Depuis la fin de l’ARENH au 1er janvier, le confort des revenus garantis s’efface devant la réalité du marché. Pour les DAF du stockage et de l'hydrogène, le défi n'est plus seulement de construire, mais de convaincre des banques devenues allergiques au risque de prix.
Financement EnR : Le défi du « Merchant Tail » en 2026

Le paysage du financement de projet en France vient de connaître un séisme silencieux. Avec l'entrée en vigueur de la PPE 3 ce mois-ci et la disparition des tarifs régulés historiques, le modèle du « 100 % sécurisé » a vécu. Pour les directions financières des acteurs de l'hydrogène décarboné et du stockage, l'heure est à la gestion du Merchant Tail : cette part de la production non couverte par contrat, exposée aux vents violents des marchés de gros.

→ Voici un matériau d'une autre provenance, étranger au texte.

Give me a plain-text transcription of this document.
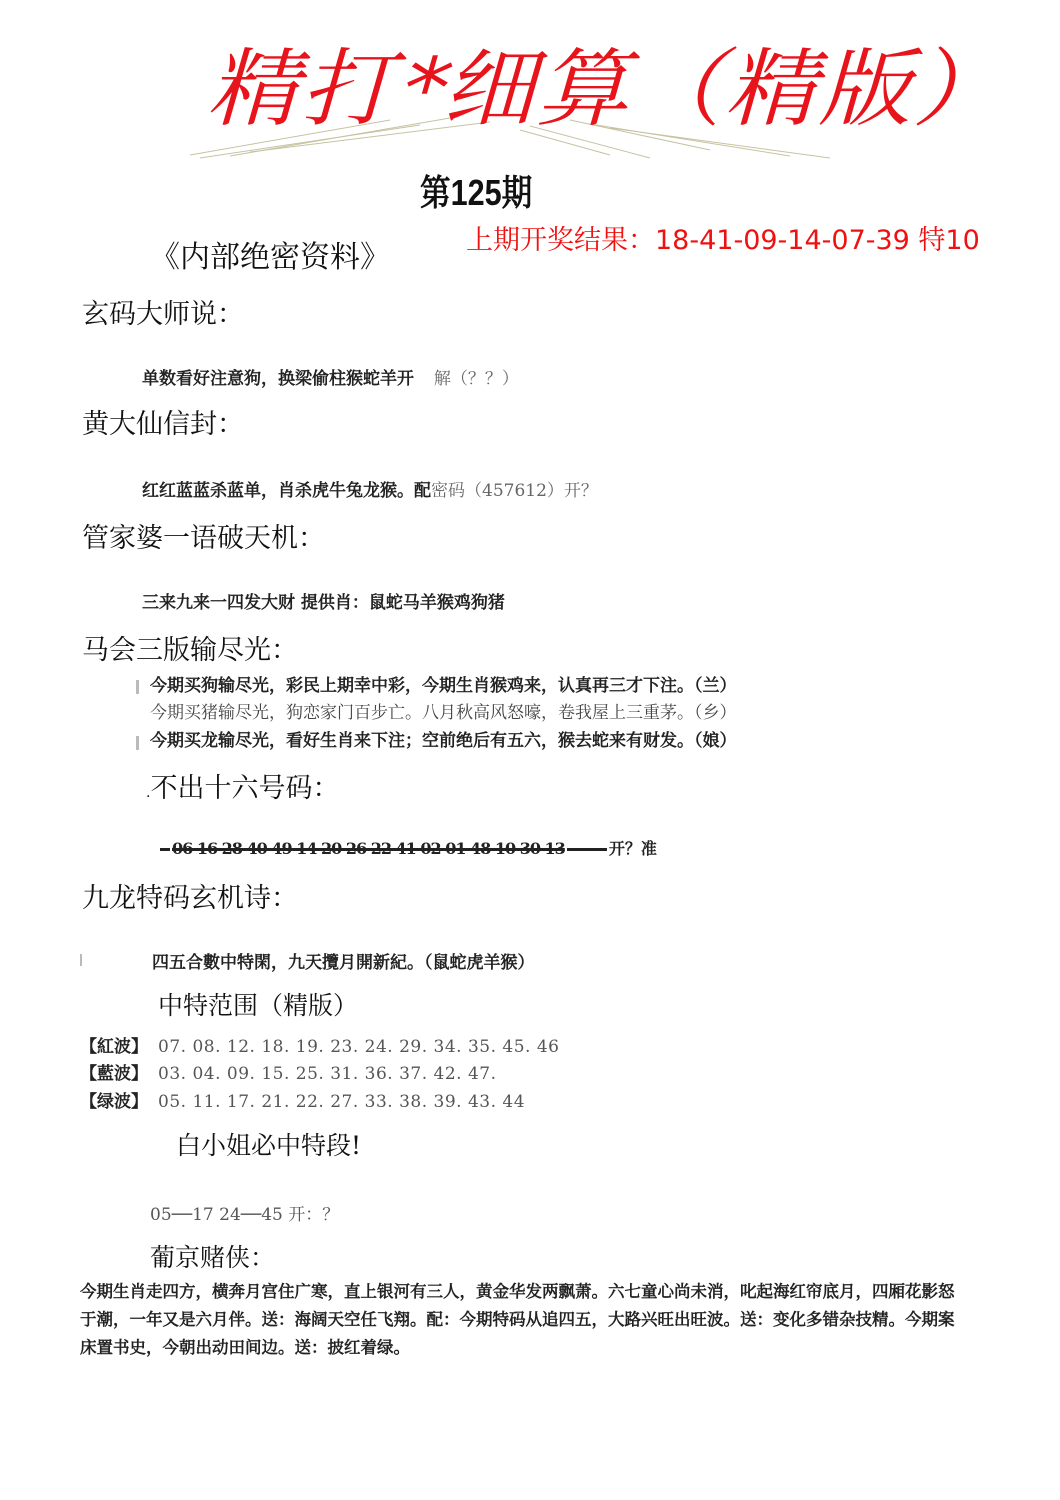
精打*细算（精版）
第125期
《内部绝密资料》	上期开奖结果：18-41-09-14-07-39 特10
玄码大师说：
单数看好注意狗，换梁偷柱猴蛇羊开 解（？？）
黄大仙信封：
红红蓝蓝杀蓝单，肖杀虎牛兔龙猴。配密码（457612）开？
管家婆一语破天机：
三来九来一四发大财 提供肖：鼠蛇马羊猴鸡狗猪
马会三版输尽光：
今期买狗输尽光，彩民上期幸中彩，今期生肖猴鸡来，认真再三才下注。（兰）
今期买猪输尽光，狗恋家门百步亡。八月秋高风怒嚎，卷我屋上三重茅。（乡）
今期买龙输尽光，看好生肖来下注；空前绝后有五六，猴去蛇来有财发。（娘）
.不出十六号码：
06 16 28 40 49 14 20 26 22 41 02 01 48 10 30 13	开？准
九龙特码玄机诗：
四五合數中特閑，九天攬月開新紀。（鼠蛇虎羊猴）
中特范围（精版）
【紅波】 07. 08. 12. 18. 19. 23. 24. 29. 34. 35. 45. 46
【藍波】 03. 04. 09. 15. 25. 31. 36. 37. 42. 47.
【绿波】 05. 11. 17. 21. 22. 27. 33. 38. 39. 43. 44
白小姐必中特段!
05──17 24──45 开：？
葡京赌侠：
今期生肖走四方，横奔月宫住广寒，直上银河有三人，黄金华发两飘萧。六七童心尚未消，叱起海红帘底月，四厢花影怒于潮，一年又是六月伴。送：海阔天空任飞翔。配：今期特码从追四五，大路兴旺出旺波。送：变化多错杂技精。今期案床置书史，今朝出动田间边。送：披红着绿。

La fin de l'insouciance bancaire

Jusqu’en 2025, le calcul était simple : un PPA (Power Purchase Agreement) sur 15 ans et une dette senior couverte à 90 %. En février 2026, les banques françaises, échaudées par la volatilité post-ARENH, ont durci leurs critères.

« Nous observons une hausse du coût de la dette de 30 à 50 points de base pour les projets présentant une exposition merchant supérieure à 20 % », confie un banquier d'affaires spécialisé dans l'énergie.

Pour le DAF, cela signifie que le WACC (coût moyen pondéré du capital) des futures installations de stockage ou d’électrolyse va mécaniquement augmenter, menaçant la rentabilité finale des projets déjà en pipe.

Le stockage et l'hydrogène en première ligne

Contrairement au solaire classique, les actifs pilotables comme les batteries ou les électrolyseurs sont intrinsèquement liés aux spreads de prix.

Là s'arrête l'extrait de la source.